Quelle est la bonne question à poser aux directeurs juridiques ? L’Association of corporate counsel l’a trouvée : qu’est-ce qui vous empêche de dormir ? (!) Autrement dit, quelles sont vos préoccupations passées, mais surtout celles que vous voyez jaillir dans un futur proche ? Avec un panel de 1 104 directeurs juridiques répartis dans trente-six pays, l’association la plus représentative de la profession parvient à décrypter les tendances et les évolutions auxquelles les directeurs juridiques sont et se voient confrontés.

Repérage des tendances
Le métier, les priorités, la satisfaction et les tendances, incluant le budget des départements juridiques et les mouvements d’effectifs, les initiatives de pro bono et l’évaluation des performances des équipes, les sujets abordés par l’ACC auprès de ses adhérents sont nombreux. Ce large champ d’intervention de l’étude se retrouve également du côté du panel des personnes interviewées. Avec 1 104 questionnaires reçus, l’ACC parvient à réunir un maximum de réponses de juristes d’entreprise. Les personnes interrogées sont à la tête des services juridiques des plus grandes entreprises dans la plupart des pays du monde. En effet, l’association, qui regroupe environ 30 000 membres, est organisée en «?chapters?» régionaux et couvre un grand nombre de pays en Amérique du Nord, Amérique du Sud, Europe, Asie et Russie. L’enquête annuelle de l’association est donc un outil précieux d’évaluation des pratiques et de décryptage des tendances.

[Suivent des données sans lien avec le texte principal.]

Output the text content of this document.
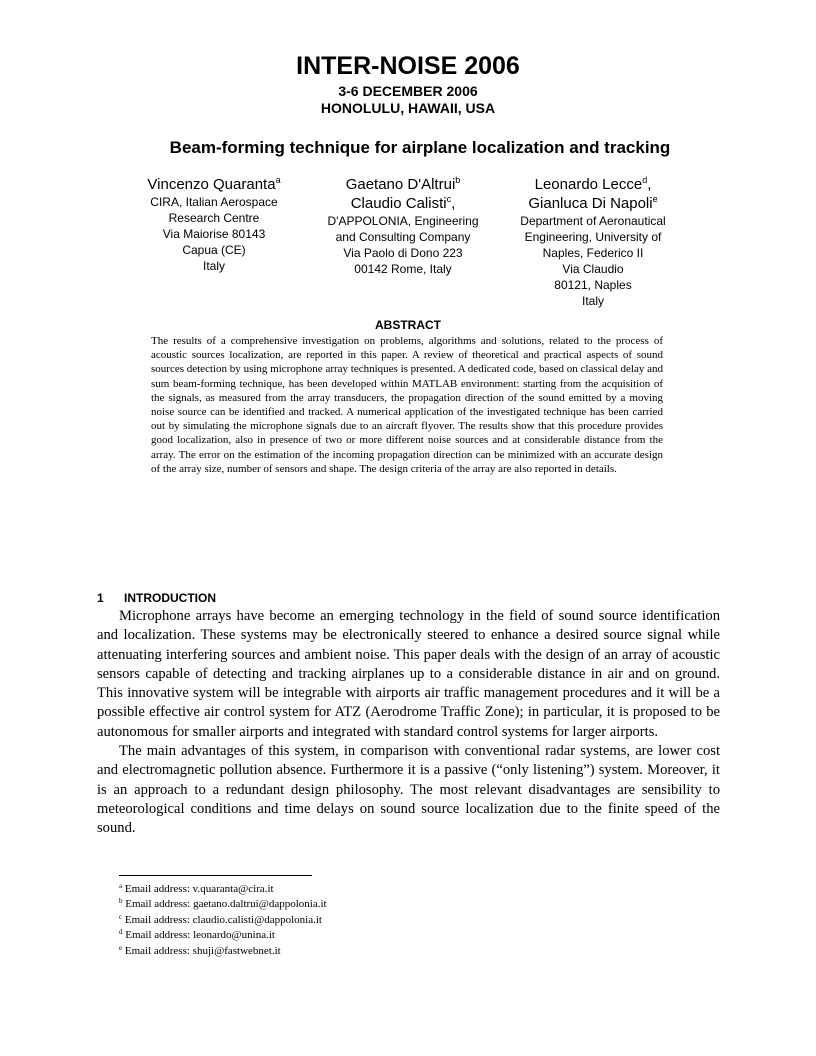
INTER-NOISE 2006
3-6 DECEMBER 2006
HONOLULU, HAWAII, USA
Beam-forming technique for airplane localization and tracking
Vincenzo Quaranta$^a$
CIRA, Italian Aerospace
Research Centre
Via Maiorise 80143
Capua (CE)
Italy
Gaetano D'Altrui$^b$
Claudio Calisti$^c$,
D'APPOLONIA, Engineering
and Consulting Company
Via Paolo di Dono 223
00142 Rome, Italy
Leonardo Lecce$^d$,
Gianluca Di Napoli$^e$
Department of Aeronautical
Engineering, University of
Naples, Federico II
Via Claudio
80121, Naples
Italy
ABSTRACT
The results of a comprehensive investigation on problems, algorithms and solutions, related to the process of acoustic sources localization, are reported in this paper. A review of theoretical and practical aspects of sound sources detection by using microphone array techniques is presented. A dedicated code, based on classical delay and sum beam-forming technique, has been developed within MATLAB environment: starting from the acquisition of the signals, as measured from the array transducers, the propagation direction of the sound emitted by a moving noise source can be identified and tracked. A numerical application of the investigated technique has been carried out by simulating the microphone signals due to an aircraft flyover. The results show that this procedure provides good localization, also in presence of two or more different noise sources and at considerable distance from the array. The error on the estimation of the incoming propagation direction can be minimized with an accurate design of the array size, number of sensors and shape. The design criteria of the array are also reported in details.
1 INTRODUCTION

Microphone arrays have become an emerging technology in the field of sound source identification and localization. These systems may be electronically steered to enhance a desired source signal while attenuating interfering sources and ambient noise. This paper deals with the design of an array of acoustic sensors capable of detecting and tracking airplanes up to a considerable distance in air and on ground. This innovative system will be integrable with airports air traffic management procedures and it will be a possible effective air control system for ATZ (Aerodrome Traffic Zone); in particular, it is proposed to be autonomous for smaller airports and integrated with standard control systems for larger airports.

The main advantages of this system, in comparison with conventional radar systems, are lower cost and electromagnetic pollution absence. Furthermore it is a passive (“only listening”) system. Moreover, it is an approach to a redundant design philosophy. The most relevant disadvantages are sensibility to meteorological conditions and time delays on sound source localization due to the finite speed of the sound.

$^a$ Email address: v.quaranta@cira.it
$^b$ Email address: gaetano.daltrui@dappolonia.it
$^c$ Email address: claudio.calisti@dappolonia.it
$^d$ Email address: leonardo@unina.it
$^e$ Email address: shuji@fastwebnet.it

L’éthique et la compliance
Les tendances passées méritent d’être décryptées. Mais leur mise en perspective dans le temps est la démarche choisie par l’ACC. L’étude aborde également les tendances 2013 cernées par les directeurs juridiques concernant celles qu’ils sentent se présenter dans leurs dossiers et leur activité quotidienne. Au cœur de celle-ci : la compliance et l’éthique. La protection de l’entreprise par la mise en place de programmes internes devient centrale, et il est fréquent que la direction juridique prenne en charge ce projet, tant dans son élaboration que dans son déploiement. Le directeur juridique se transforme alors en expert compliance. Le recours aux conseils externes est également fréquent en la matière, puisque les cabinets d’avocats sont de plus en plus nombreux à développer cette spécialité et à recruter des avocats issus du monde de l’entreprise.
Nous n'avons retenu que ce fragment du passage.